Tak naprawdę całą robotę odwalasz sama, grzebiesz w sobie, przestawiasz i co chwila masz moment “aha”. Zaprzyjaźniasz się sama ze sobą. Przypominasz sobie, co tak naprawdę lubisz, uczysz się wdzięczności, dajesz sobie czas na przyjemności, boleśnie uświadamiasz sobie kilka spraw, niektóre odkrywasz z dziecięcym zachwytem a inne z przerażeniem. Uczysz się być dla siebie dobrą i odzyskujesz siebie każdego dnia. Mój największym moment “aha” trafił we mnie na samym początku, gdy okazało się, że wcale nie mam problemu z tym, jaką jestem mamą (tak, wybaczyłam sobie ten incydent, gdy pojechałam na zajęcia taneczne M-ki bez M-ki). Problem miałam z tym pięknym bałaganem we mnie.

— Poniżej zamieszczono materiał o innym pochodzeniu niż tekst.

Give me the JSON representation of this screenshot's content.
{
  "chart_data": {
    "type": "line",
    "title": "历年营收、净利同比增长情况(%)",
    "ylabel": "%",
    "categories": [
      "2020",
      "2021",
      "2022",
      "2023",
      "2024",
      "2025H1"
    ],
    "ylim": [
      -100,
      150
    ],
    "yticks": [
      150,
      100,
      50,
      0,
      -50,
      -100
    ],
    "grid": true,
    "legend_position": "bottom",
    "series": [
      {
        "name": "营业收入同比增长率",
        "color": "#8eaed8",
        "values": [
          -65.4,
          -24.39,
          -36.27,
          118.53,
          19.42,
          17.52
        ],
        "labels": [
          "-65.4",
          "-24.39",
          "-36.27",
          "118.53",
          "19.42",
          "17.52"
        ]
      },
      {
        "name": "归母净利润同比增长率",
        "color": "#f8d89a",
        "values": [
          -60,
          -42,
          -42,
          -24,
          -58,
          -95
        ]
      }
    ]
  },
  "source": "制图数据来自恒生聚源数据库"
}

Drugie “aha” było wtedy, gdy okazało się, że ja jednak umiem ustalać sobie cele i priorytety i co więcej robię to, używam tylko innego nazewnictwa.
Szczerze mówiąc w chwilach zwątpienia myślałam, że po kursie o wszystkim zapomnę, wrócę do starych schematów, przejaskrawionych udręk i chwilowych ekstaz. Nie będzie już grupy mam, wspólnego dzielenia się spostrzeżeniami, zapomnę o tym, co postanowiłam, znów zgubię siebie między zadaniami. Minęły trzy miesiące, a ja nadal widzę efekty. A grupa jest nadal gotowa by wesprzeć lub dać prztyczka w nos, gdy trzeba.
Wymierne efekty to takie, że odzyskałam siebie, że czasem mrugam do swojego odbicia w lustrze i pytam “jak jest, Kaś?” A Kaś się uśmiecha, bo czuje, że ma wpływ, wybór i chęć. Wzięłam sprawy w swoje ręce: i te całkiem duże dotyczące zdrowia i pracy, jak i te całkiem małe jak przesadzenie kwiatka. Mam przestrzeń w głowie i w okół siebie, że czasu, choć tyle samo, to jednak jest więcej, że w końcu porobiłam te wszystkie badania, których unikałam od lat i już wiem, że “choroba jest”.
I szczerze mówiąc nie chcę myśleć o tym, jak bardzo bym traciła swój potencjał i gorzkniała, gdybym nie spotkała Asi i jej nie zaufała. Myślę o tym, co przede mną.
Bo z Asią to jest tak, że mówisz jej: “A wiesz chciałabym wleźć na tę górę, co przed nami”. A ona pakuje ci do plecaka wszystkie niezbędne narzędzia, daje kopa w tyłek na szczęście i mówi: “No to idź. Tylko pamiętaj by mieć z tego frajdę.” No i idziesz i co chwila oglądasz się z tą Asią i ona tam jest, bez gotowych rozwiązań ale za to z pytaniami, które trafiają w punkt. A potem już oglądasz się coraz rzadziej, a potem machasz do niej z góry. I masz tę frajdę. I poczucie siły i mocy. A jak nie wiesz, gdzie chcesz wleźć, to Asia tak rozbuja twoją strefę komfortu, że szybko się dowiesz.
Czasem nadal rzeczy wyślizgują mi się z rąk, które i tak nie wiem, w co mam włożyć, tupię złością na lekarską diagnozę, padam ze zmęczenia. I jasne, że czasem się wkurzam, a czasem chce mi się wyć, jak do księżyca. Nie czyni mnie to gorszą mamą, osobą. Czasem to naprawdę w porządku być w kolorze blue. Nauczyłam się odpuszczać i sobie i innym, nauczyłam się doceniać siebie w drobnostkach. I mam w sobie cudowną wiarę w siebie samą, świadomość tego, co dla mnie ważne. I umiem dać sobie i innym frajdę. Z każdym dniem coraz bardziej.